We soon realise we are witnessing a tour de force of a tour de force from Comer. We already know about her innate ability for accents from TV’s Killing Eve and much else and here she modulates her natural Scouse accent depending on whether she is in court, with colleagues or her family, or in deep despair. Comer brings to life all the characters Miller wants us to encounter and she is even tasked with moving the stage furniture – the heavy chairs and tables of her chambers – about on the stage from time to time. She also changes her clothes and even snacks from a packet that gets discarded into the theatre audience. Tessa works hard and plays hard but after casually hooking-up in the office with her barrister colleague, Julian, it later leads to an alcohol-fuelled evening which ends up with a virtually comatose Tessa being raped by Julian in her own flat.
The nominal second half of Prima Facie then takes a (literally) darker turn and while Miller has occasionally made us laugh and smile earlier, there are no more laughs in her thought-provoking – and often emotionally draining – denouement. Tessa now makes the first of a number of wrong choices which will undermine her case later in court and this begins with her taking a shower before heading out into a deluge recreated onstage. Comer now shows her totally lack of conceit as she gets absolutely soaked as the distressed and tearful Tessa hunts for a cab, initially intending to escape back to her mum, before deciding to go to the police and endure their intimidating procedures.
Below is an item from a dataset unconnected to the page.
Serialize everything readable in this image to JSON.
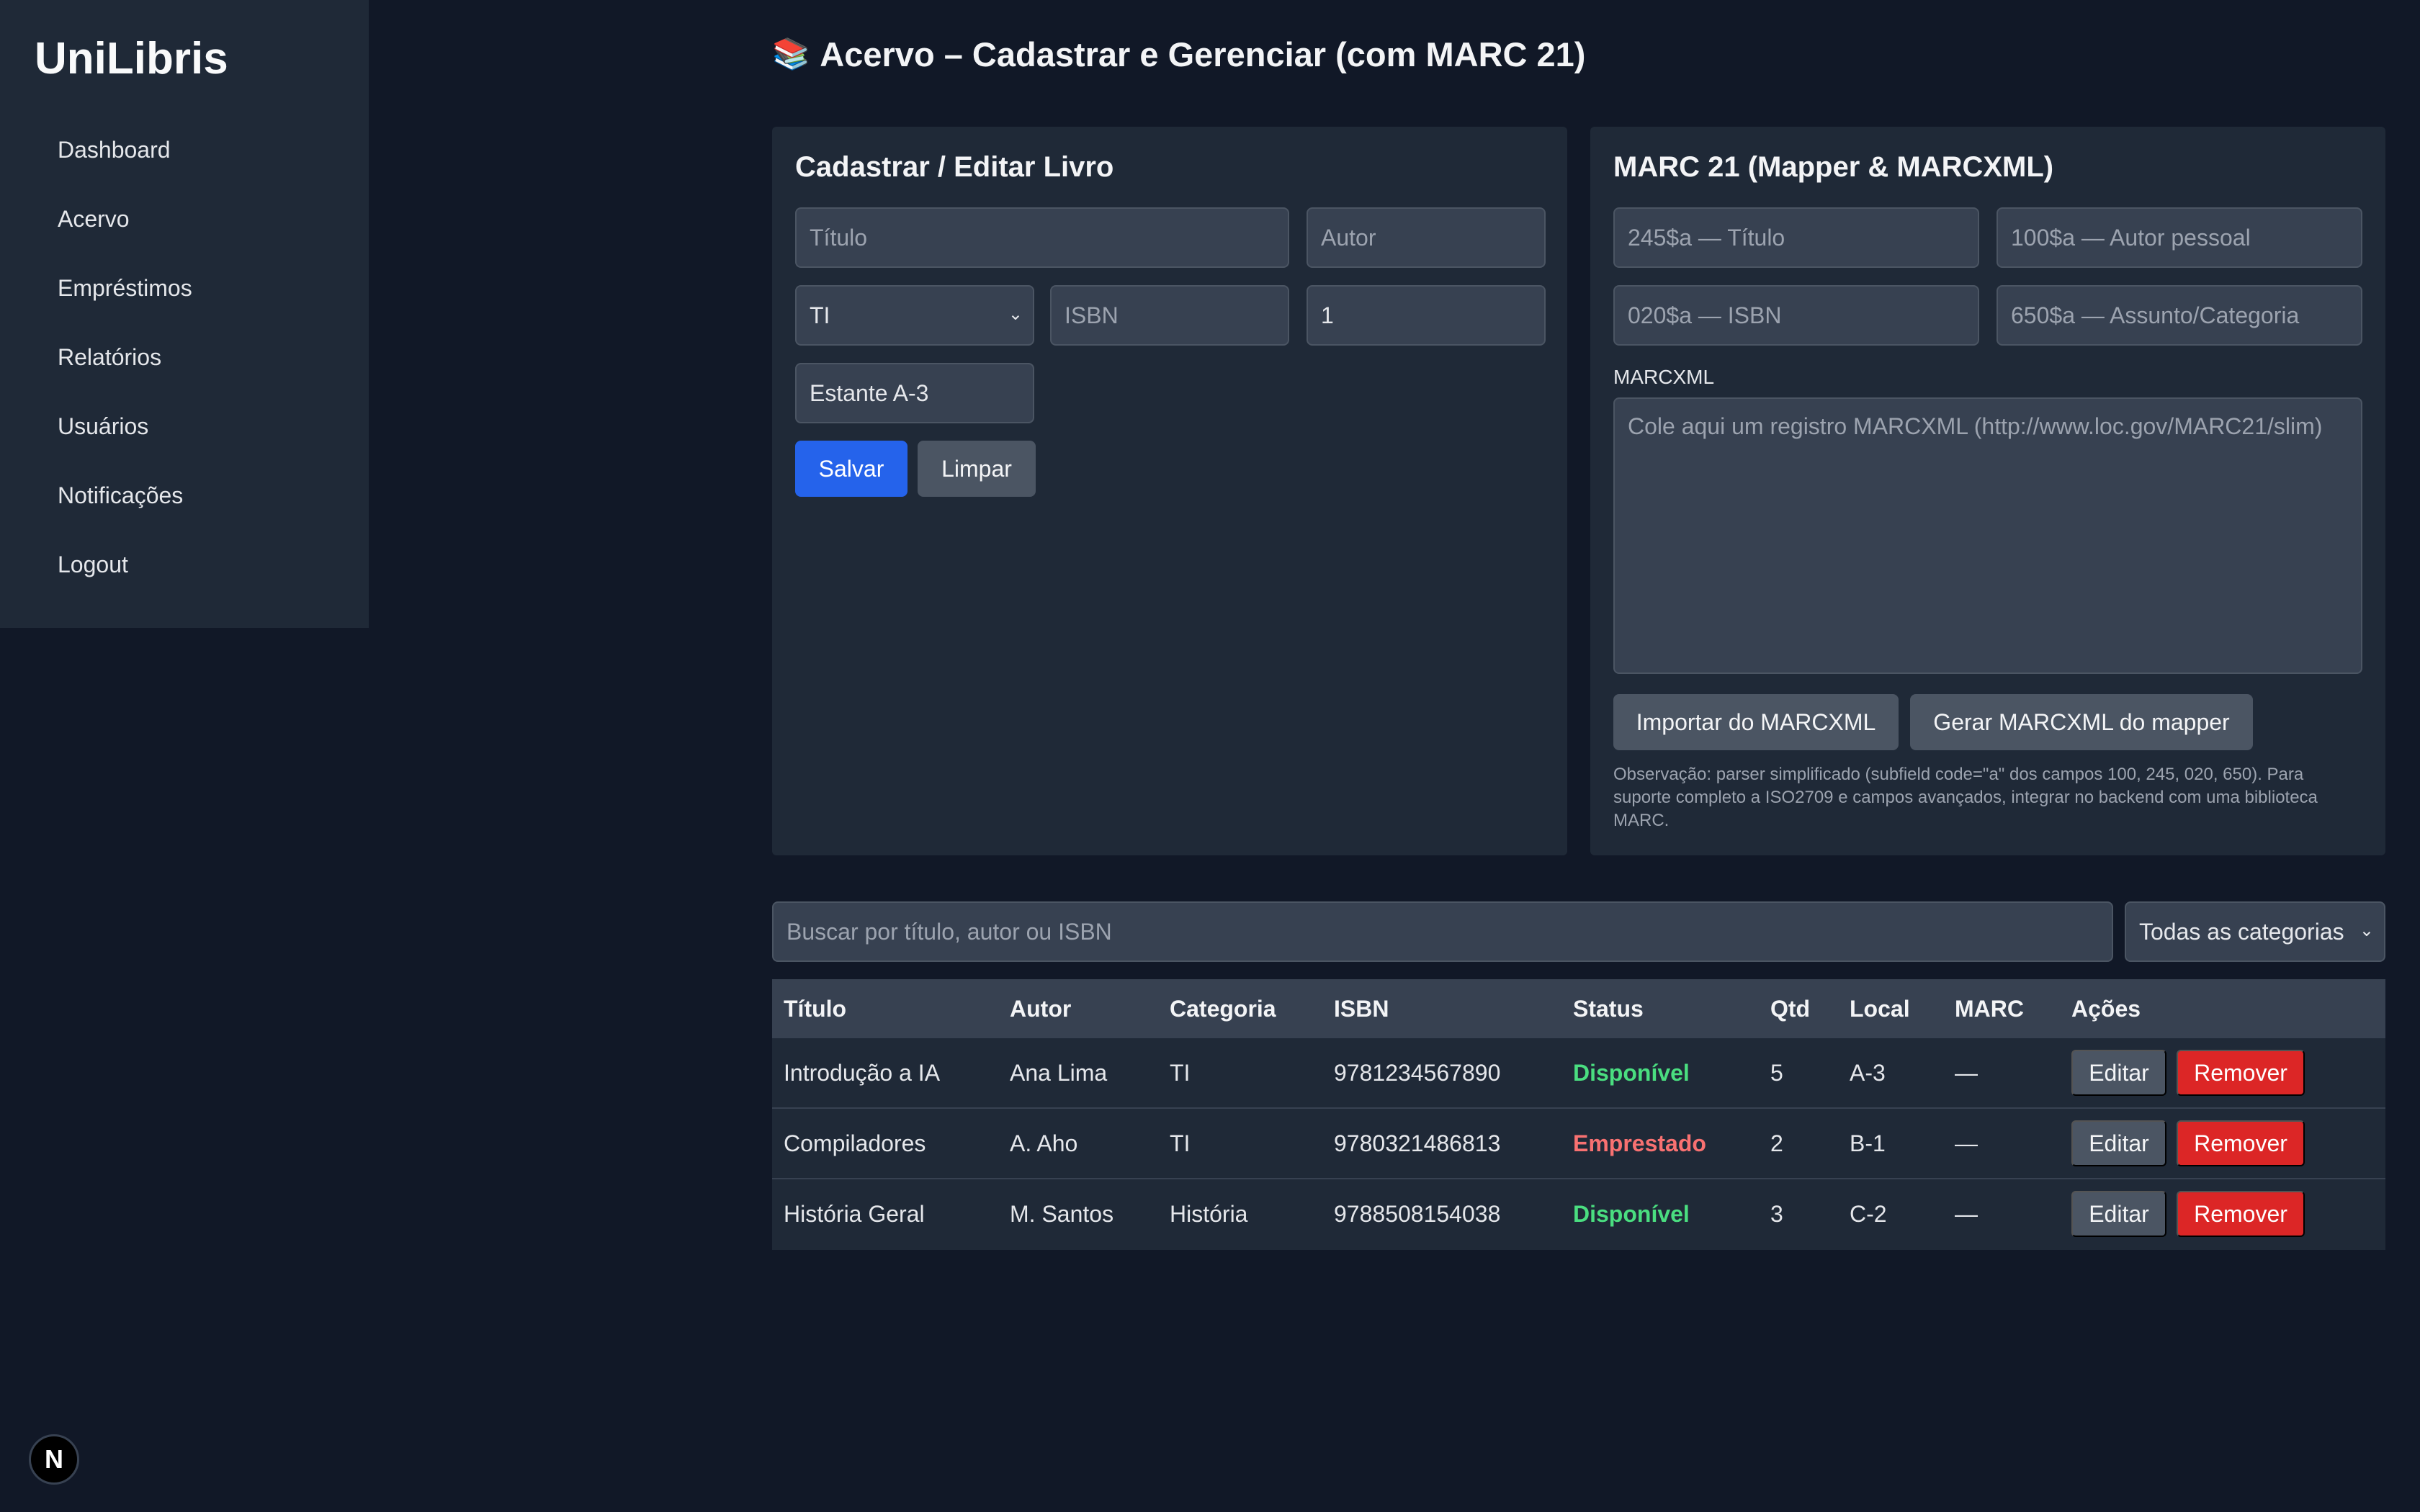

A short pause marks the passing of 782 days before Tessa gets her day in court and now barefooted she seems bowed by past events. However, we are led to believe she is still working as a barrister having been earlier offered a room in a rival chambers leaving her wondering how she would pay for it. Tessa is up against a judicial system where the accused is presumed innocent unless it is proved otherwise and has an institutionalised male bias. Her reliability as a witness unravels when face to face with a lawyer playing her at her own game and Tessa realises that the jury won’t believe her but – supported by her mother and a friendly woman police officer – she eventually finds her voice once again railing in a closing polemic how: ‘The legal system it seems faulty and mixed up, the legal system it feels broken, look to your left, look to your right, I am broken too, but I am still here and I will not be silenced … somewhere, sometime, somehow, something has to change.’
Justin Martin rarely lets the pace flag and isn’t so much a director as a choreographer since it is Comer’s physical movement that captivates along with her amazingly expressive face – captured in Matthew Amos’s close-up camerawork for the screen – as she lives every single moment of Prima Facie, as well as her vocal trickery. There is stark, evocative lighting from Natasha Chivers that helps delineate the ‘past’ from the ‘present’ and a disturbing, pulsating score from Rebecca Lucy Taylor (aka singer-songwriter Self Esteem).
Despite the sermonising at the end, Miller’s message is clear and something must change! Regardless this is an absolute triumph for Jodie Comer who – if she is not swallowed up by Hollywood and/or TV – has it in her to be one of the outstanding stage actors of her generation.